TB, HIV, and IRIS

In Africa and other parts of the world, health care workers and public health authorities continue to struggle with two epidemics: HIV and TB. The figures are alarming: According to the World Health Organization (WHO),¹ 9.6 million persons were estimated to have become clinically ill with TB in 2014, of whom only 6 million were actually reported to the WHO. Disease in the other 37% was either undiagnosed or not reported. In that same year, an estimated 1.2 million persons died of HIV-related complications, including the 400,000 HIV/TB co-infected persons who died of TB. It is estimated that 12% of the 9.6 million new cases of TB in 2014 were also infected with HIV.

The explanation for the high percentage of co-infected persons is relatively straightforward: Many countries have a high prevalence of latent TB infection (LTBI) together with a high prevalence of HIV infection. In those countries, many of the HIV-infected have CD4+ cell counts below 100 cells/uL, which puts them at increased risk of acquiring TB and developing active (acute) TB due to their severely immunocompromised status. In South Africa, for instance, the incidence (new cases) of TB in 2014 was 1% (450,000 new cases out of a total population of 50 million). The prevalence of HIV in South Africa is estimated to be about 12%.²

Comparable figures in 2014 for the US are a TB incidence of 0.003% (330-fold lower than South Africa) and an HIV prevalence of 1%.³ In other words, we do not see a lot of TB in the United States. In 2014, there were about 9400 cases of TB in the US, of which about 70% occurred in individuals born in other countries. The estimated prevalence of HIV/TB co-infection in the US in 2014 was 10%. Thus, in 2014, only about 1000 cases of TB occurred in those who were HIV-infected.

Obviously, when an HIV/TB co-infected person presents with active TB, the priority is treating the TB. Nevertheless, there is a theoretical advantage of treating HIV at the same time: an improved immune system likely makes it easier to eradicate TB in those individuals. However, there is an actual risk associated with improving the immune system prior to completely eradicating TB: an improved immune system is associated with the Immune Reconstitution Inflammatory Syndrome (IRIS). IRIS, which manifests as a “paradoxical” worsening of symptoms, often occurs in the setting of treating both TB and HIV at the same time, especially in those individuals whose CD4+ cell counts are less than 50 cells/microliter.

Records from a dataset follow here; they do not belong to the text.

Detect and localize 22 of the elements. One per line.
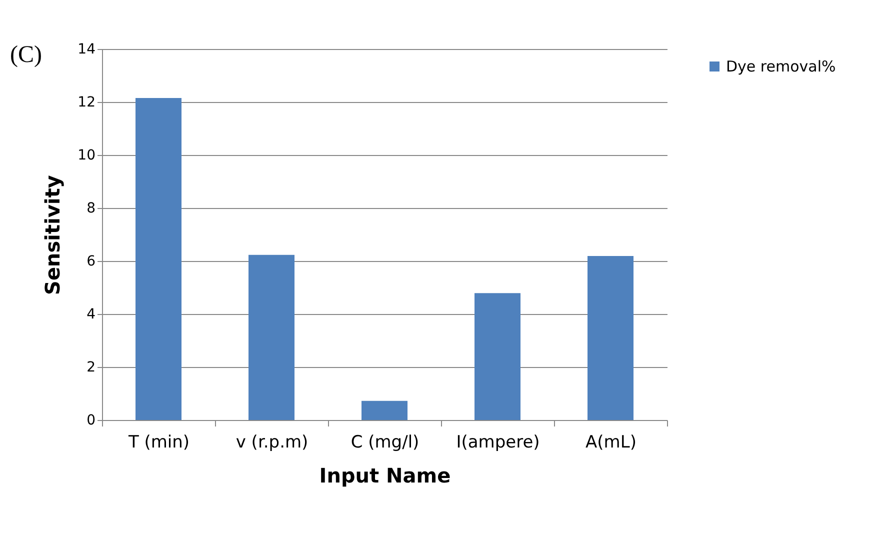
y-tick-label: 6: [86, 254, 96, 270]
legend-label: Dye removal%: [726, 58, 836, 76]
bar: [588, 256, 634, 420]
y-tick-label: 14: [78, 42, 96, 58]
x-axis-title: Input Name: [319, 464, 451, 488]
y-tick-label: 10: [78, 148, 96, 164]
bar: [136, 98, 182, 420]
x-tick-label: v (r.p.m): [236, 432, 308, 452]
bar: [474, 293, 520, 420]
y-axis-title: Sensitivity: [40, 175, 65, 295]
y-tick-label: 2: [86, 360, 96, 376]
y-tick-label: 0: [86, 412, 96, 428]
x-tick-label: C (mg/l): [350, 432, 420, 452]
bar: [248, 254, 294, 420]
x-tick-label: I(ampere): [456, 432, 540, 452]
bar: [362, 400, 408, 420]
x-tick-label: T (min): [127, 432, 190, 452]
x-tick-label: A(mL): [586, 432, 636, 452]
y-tick-label: 4: [86, 306, 96, 322]
y-tick-label: 8: [86, 200, 96, 216]
chart-title: (C): [10, 42, 42, 68]
y-tick-label: 12: [78, 94, 96, 110]
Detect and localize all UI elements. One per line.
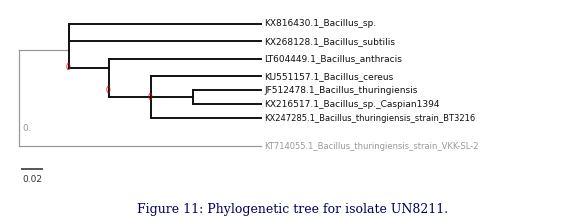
Text: JF512478.1_Bacillus_thuringiensis: JF512478.1_Bacillus_thuringiensis: [264, 86, 418, 95]
Text: Figure 11: Phylogenetic tree for isolate UN8211.: Figure 11: Phylogenetic tree for isolate…: [138, 203, 448, 216]
Text: KU551157.1_Bacillus_cereus: KU551157.1_Bacillus_cereus: [264, 72, 394, 81]
Text: 0: 0: [106, 86, 111, 95]
Text: KX247285.1_Bacillus_thuringiensis_strain_BT3216: KX247285.1_Bacillus_thuringiensis_strain…: [264, 114, 476, 123]
Text: 0: 0: [65, 63, 70, 72]
Text: 0.02: 0.02: [22, 175, 42, 184]
Text: 0: 0: [148, 93, 153, 102]
Text: KX268128.1_Bacillus_subtilis: KX268128.1_Bacillus_subtilis: [264, 37, 396, 46]
Text: KX216517.1_Bacillus_sp._Caspian1394: KX216517.1_Bacillus_sp._Caspian1394: [264, 100, 440, 109]
Text: KT714055.1_Bacillus_thuringiensis_strain_VKK-SL-2: KT714055.1_Bacillus_thuringiensis_strain…: [264, 141, 479, 151]
Text: LT604449.1_Bacillus_anthracis: LT604449.1_Bacillus_anthracis: [264, 54, 402, 63]
Text: 0.: 0.: [22, 124, 31, 133]
Text: KX816430.1_Bacillus_sp.: KX816430.1_Bacillus_sp.: [264, 19, 377, 29]
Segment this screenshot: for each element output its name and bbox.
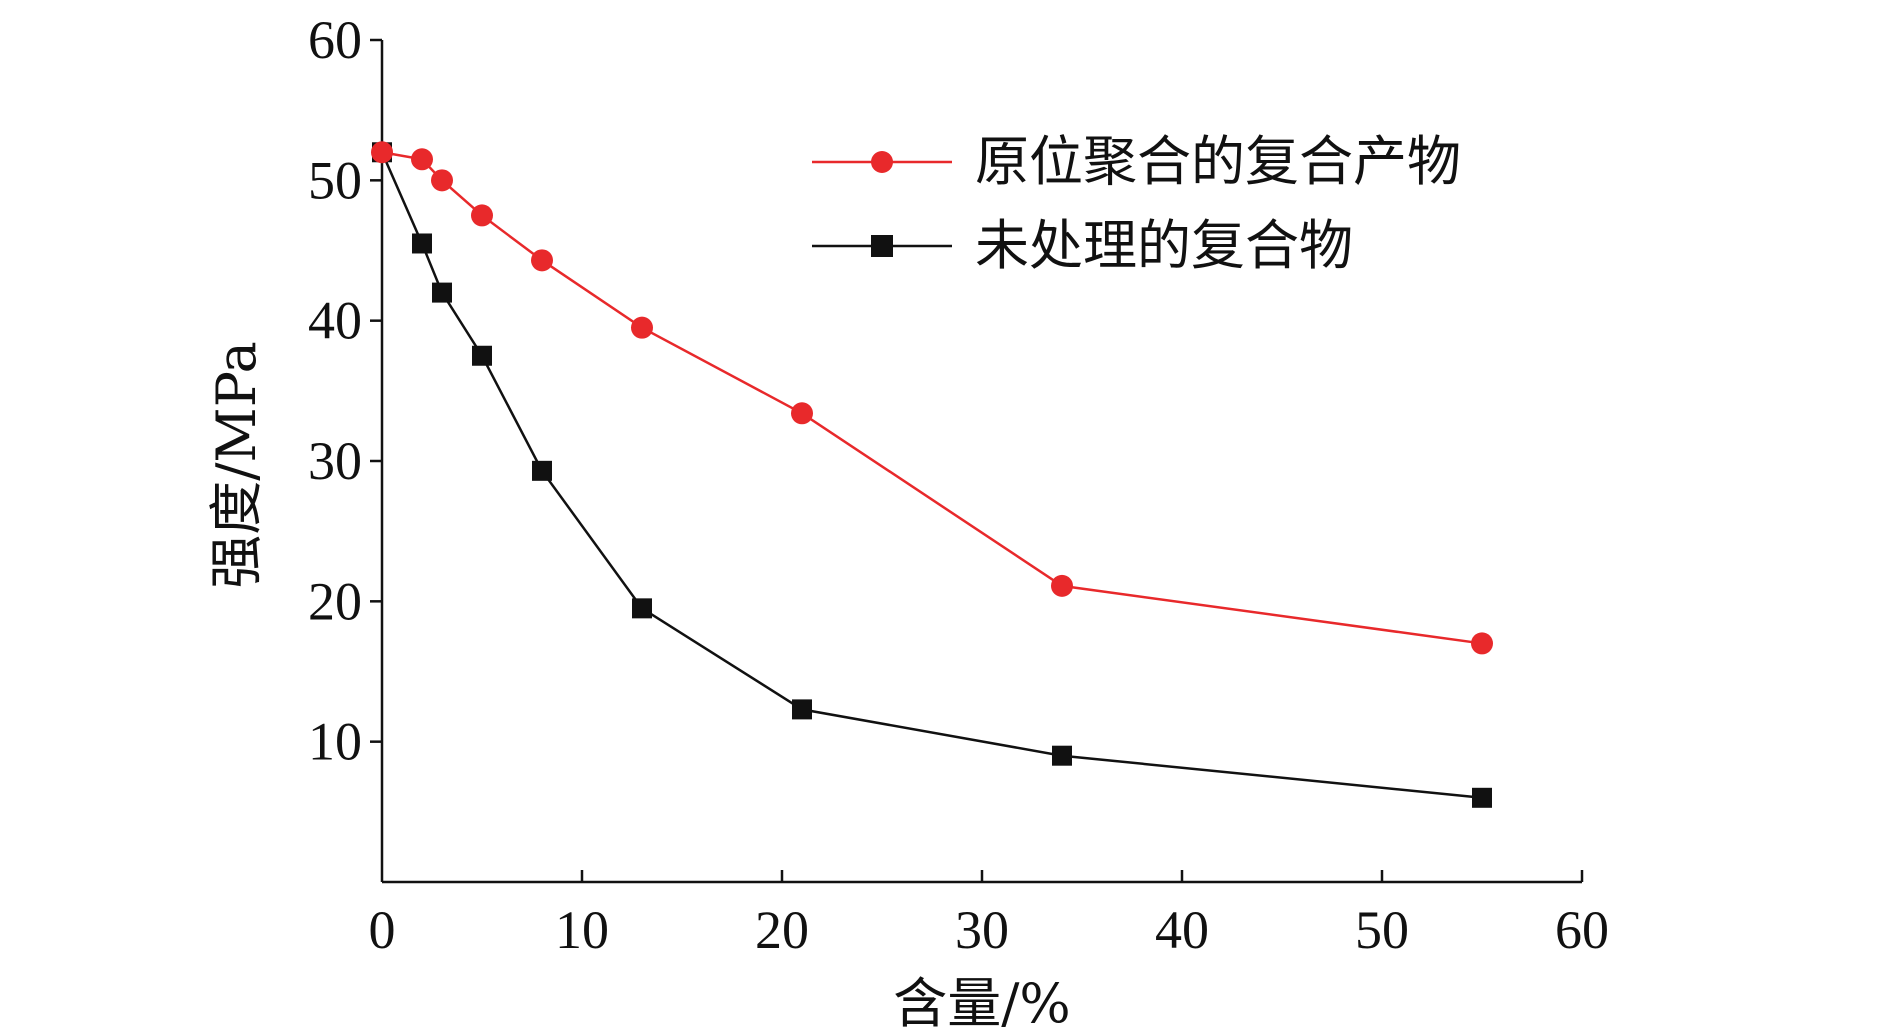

A recent meta-analysis looked at 8 trials on the optimum timing of antiretroviral therapy (ART) in HIV-infected adults with newly diagnosed pulmonary TB.⁴ The 8 trials were conducted in Africa, Asia, and the US, and compared early initiation of ART (within 1 to 4 weeks of starting TB therapy) versus delayed initiation of ART (8 to 12 weeks after starting TB therapy). The meta-analysis found that early initiation of ART was associated with improved survival in those with CD4+ cell counts less than 50 cells/uL; there were insufficient data to make conclusions about a survival advantage of early versus delayed ART for those persons with CD4+ cell counts greater than 50 cells/uL. The meta-analysis also found a 2-fold higher frequency of TB-IRIS in those persons with CD4+ cell counts of less than 50 cells/uL.

The meta-analysis findings support the 2013 guidance from the CDC that recommends starting ART 2 weeks after initiating TB treatment for “most” persons co-infected with HIV whose CD4+ cell counts are less than 50 cells/uL.⁵ That same document gives guidance on managing drug-drug interactions (eg, rifampin and various antiretrovirals) and associated toxicities in both adults and children. As such, it is an extremely valuable resource for those of us in the US when faced with the relatively-uncommon necessity of managing TB in the HIV/TB co-infected population.

References:

1. Global Tuberculosis Report 2015. 

2. South African National HIV Prevalence, Incidence, and Behaviour Survey, 2012.

3. Tuberculosis in the United States.
4.Uthman OA, Okwundu C, Gbenga K, et al.  Optimal timing of antiretroviral therapy initiation for HIV-infected adults with newly diagnosed pulmonary tuberculosis. Ann Intern Med. 2015;163:32-39.
5.  CDC. Managing Drug Interactions in the Treatment of HIV-Related Tuberculosis [online]. 2013.